Saturday, January 10, 2015

"Ordinary" Blog Tour

Ordinary: How to Turn the World Upside Down
by Tony Merida
What if the path toward an extraordinary life is becoming more ordinary? "Ordinary" is not a call to be more radical. If anything, it is a call to the contrary. The kingdom of God isn’t coming with light shows, and shock and awe, but with lowly acts of service. Tony Merida wants to push back against sensationalism and “rock star Christianity,” and help people understand that they can make a powerful impact by practicing ordinary Christianity.

Through things such as humble acts of service, neighbor love, and hospitality, Christians can shake the foundations of the culture. In order to see things happen that have never happened before, Christians must to do what Christians have always done­. Christians need to become more ordinary.

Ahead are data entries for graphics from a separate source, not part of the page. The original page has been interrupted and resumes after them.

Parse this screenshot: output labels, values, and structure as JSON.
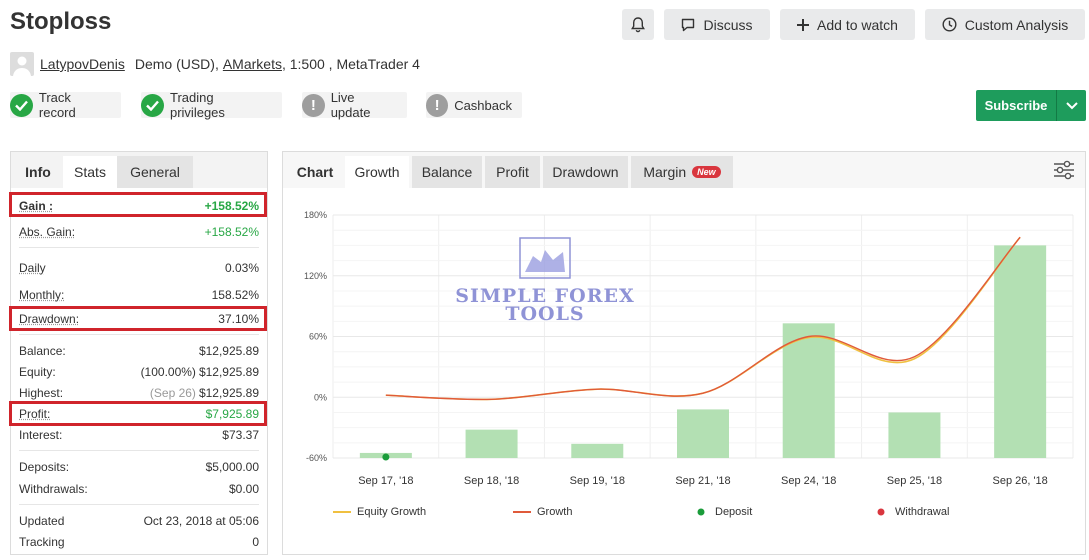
{
  "header": {
    "title": "Stoploss",
    "discuss_label": "Discuss",
    "watch_label": "Add to watch",
    "analysis_label": "Custom Analysis"
  },
  "meta": {
    "user": "LatypovDenis",
    "account": "Demo (USD),",
    "broker": "AMarkets",
    "details": ", 1:500 , MetaTrader 4"
  },
  "badges": [
    {
      "label": "Track record",
      "status": "verified"
    },
    {
      "label": "Trading privileges",
      "status": "verified"
    },
    {
      "label": "Live update",
      "status": "warning"
    },
    {
      "label": "Cashback",
      "status": "warning"
    }
  ],
  "subscribe": {
    "label": "Subscribe"
  },
  "left_tabs": {
    "info": "Info",
    "stats": "Stats",
    "general": "General"
  },
  "stats": {
    "gain": {
      "label": "Gain :",
      "value": "+158.52%"
    },
    "abs_gain": {
      "label": "Abs. Gain:",
      "value": "+158.52%"
    },
    "daily": {
      "label": "Daily",
      "value": "0.03%"
    },
    "monthly": {
      "label": "Monthly:",
      "value": "158.52%"
    },
    "drawdown": {
      "label": "Drawdown:",
      "value": "37.10%"
    },
    "balance": {
      "label": "Balance:",
      "value": "$12,925.89"
    },
    "equity": {
      "label": "Equity:",
      "note": "(100.00%)",
      "value": "$12,925.89"
    },
    "highest": {
      "label": "Highest:",
      "note": "(Sep 26)",
      "value": "$12,925.89"
    },
    "profit": {
      "label": "Profit:",
      "value": "$7,925.89"
    },
    "interest": {
      "label": "Interest:",
      "value": "$73.37"
    },
    "deposits": {
      "label": "Deposits:",
      "value": "$5,000.00"
    },
    "withdrawals": {
      "label": "Withdrawals:",
      "value": "$0.00"
    },
    "updated": {
      "label": "Updated",
      "value": "Oct 23, 2018 at 05:06"
    },
    "tracking": {
      "label": "Tracking",
      "value": "0"
    }
  },
  "chart_tabs": {
    "chart": "Chart",
    "growth": "Growth",
    "balance": "Balance",
    "profit": "Profit",
    "drawdown": "Drawdown",
    "margin": "Margin",
    "new_badge": "New"
  },
  "watermark": {
    "line1": "SIMPLE FOREX",
    "line2": "TOOLS"
  },
  "colors": {
    "accent_green": "#28a745",
    "highlight_red": "#d0242b",
    "bar_green": "#b3e0b3",
    "growth_line": "#e05a3a",
    "equity_line": "#f0c040"
  },
  "chart_data": {
    "type": "bar",
    "categories": [
      "Sep 17, '18",
      "Sep 18, '18",
      "Sep 19, '18",
      "Sep 21, '18",
      "Sep 24, '18",
      "Sep 25, '18",
      "Sep 26, '18"
    ],
    "y_ticks": [
      "180%",
      "120%",
      "60%",
      "0%",
      "-60%"
    ],
    "ylim": [
      -60,
      180
    ],
    "series": [
      {
        "name": "Growth",
        "kind": "bar",
        "values": [
          -55,
          -32,
          -46,
          -12,
          73,
          -15,
          150
        ]
      },
      {
        "name": "Growth",
        "kind": "line",
        "values": [
          2,
          -2,
          8,
          4,
          60,
          40,
          158
        ]
      },
      {
        "name": "Equity Growth",
        "kind": "line",
        "values": [
          2,
          -2,
          8,
          4,
          59,
          38,
          158
        ]
      }
    ],
    "deposit_points": [
      {
        "category": "Sep 17, '18",
        "value": -59
      }
    ],
    "legend": [
      "Equity Growth",
      "Growth",
      "Deposit",
      "Withdrawal"
    ],
    "legend_position": "bottom",
    "grid": true
  }
}
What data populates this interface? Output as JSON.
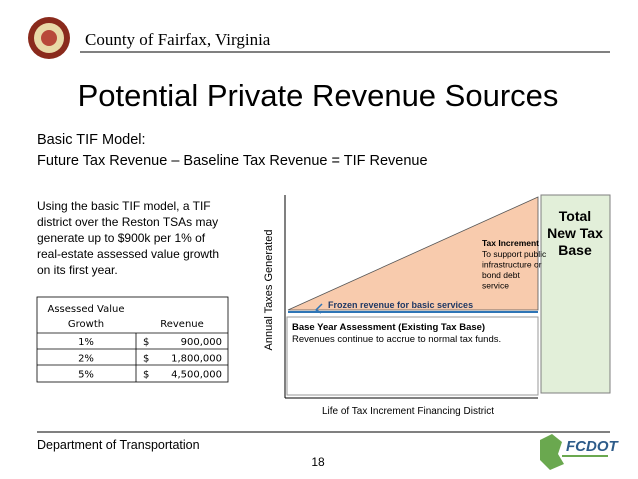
{
  "header": {
    "org": "County of Fairfax, Virginia"
  },
  "title": "Potential Private Revenue Sources",
  "subtitle": [
    "Basic TIF Model:",
    "Future Tax Revenue – Baseline Tax Revenue = TIF Revenue"
  ],
  "paragraph": [
    "Using the basic TIF model, a TIF",
    "district over the Reston TSAs may",
    "generate up to $900k per 1% of",
    "real-estate assessed value growth",
    "on its first year."
  ],
  "table": {
    "header": [
      [
        "Assessed Value",
        "Growth"
      ],
      "Revenue"
    ],
    "rows": [
      [
        "1%",
        "$",
        "900,000"
      ],
      [
        "2%",
        "$",
        "1,800,000"
      ],
      [
        "5%",
        "$",
        "4,500,000"
      ]
    ]
  },
  "diagram": {
    "y_axis": "Annual Taxes Generated",
    "x_axis": "Life of Tax Increment Financing District",
    "increment_title": "Tax Increment",
    "increment_text": [
      "To support public",
      "infrastructure or",
      "bond debt",
      "service"
    ],
    "frozen": "Frozen revenue for basic services",
    "base_title": "Base Year Assessment (Existing Tax Base)",
    "base_text": "Revenues continue to accrue to normal tax funds.",
    "total": [
      "Total",
      "New Tax",
      "Base"
    ]
  },
  "footer": {
    "department": "Department of Transportation",
    "page": "18",
    "logo": "FCDOT"
  }
}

Let’s think together about how we, ordinary people, doing ordinary things, might turn the world upside down.

About the Author:
Tony Merida is lead pastor of Imago Dei Church in Raleigh, North Carolina. He earned a Ph.D. in preaching from New Orleans Baptist Theological Seminary and serves as associate professor of Preaching at Southeastern Baptist Theological Seminary. His books include Faithful Preaching and Orphanology.

Book Information:
  • B&H Publishing
  • ISBN:  9781433684166
  • Page Count: 140
My Take:
Every year my church chooses a theme that we will focus on that year. Last year's theme was "Loving Our Neighbors," and it was a call to evaluate the things we were doing personally and as a church to show others the love of Christ.
This book, Ordinary, exactly relates to our church's theme during 2014, and was a great reminder going into 2015 that this theme should not be a one-year thing but should be something in which we continue to grow through the coming years.
This easy to read book is filled with "ordinary" ways that Christians can be a loving witness for Christ to everyone in our everyday lives. I will say, though, that sometimes I felt as if the author was giving commands of things that every Christian should be doing, and I am not sure that everything on that list should be done by every Christian. That's why we have the body of the church - we work together to complete the work Christ called us to do. Every Christian can't possibly be involved in every single available ministry, and sometimes the words that were used in this book came across as "beating you over the head" with it - words such as "must" and "should." The Bible commands us to love God and love others, but how each Christian specifically does that might look different.
Our church certainly has been challenged to try to meet more social needs in our community, and I am thankful for the great work that has been done this past year through our church in this area. Many churches we have been affiliated with in the past believe that meeting needs is something to be left to the government or is not something that Christians should be involved in, but Jesus showed us over and over in the Bible how he met the needs of the people and then spoke the word of truth to them. As Merida says in the book, "The "anti-social ministry" people need to also remember that some can't hear our proclamation until they've been delivered physically from injustice and other forms of suffering. Until we pick them up from the road, they won't hear the good news."
Ultimately, Ordinary is a call for Christians to serve like Jesus and to be His witness right where they are.
I will give Ordinary ... 3.5 BookWorms.
Disclosure of Material Connection: I received this book free from B&H Publishing through CrossFocused Reviews. I was not required to write a positive review. The opinions I have expressed are my own. I am disclosing this is accordance with the Federal Trade Commission’s 16 CFR, Part 255: "Guides Concerning the Use of Endorsements and Testimonials in Advertising."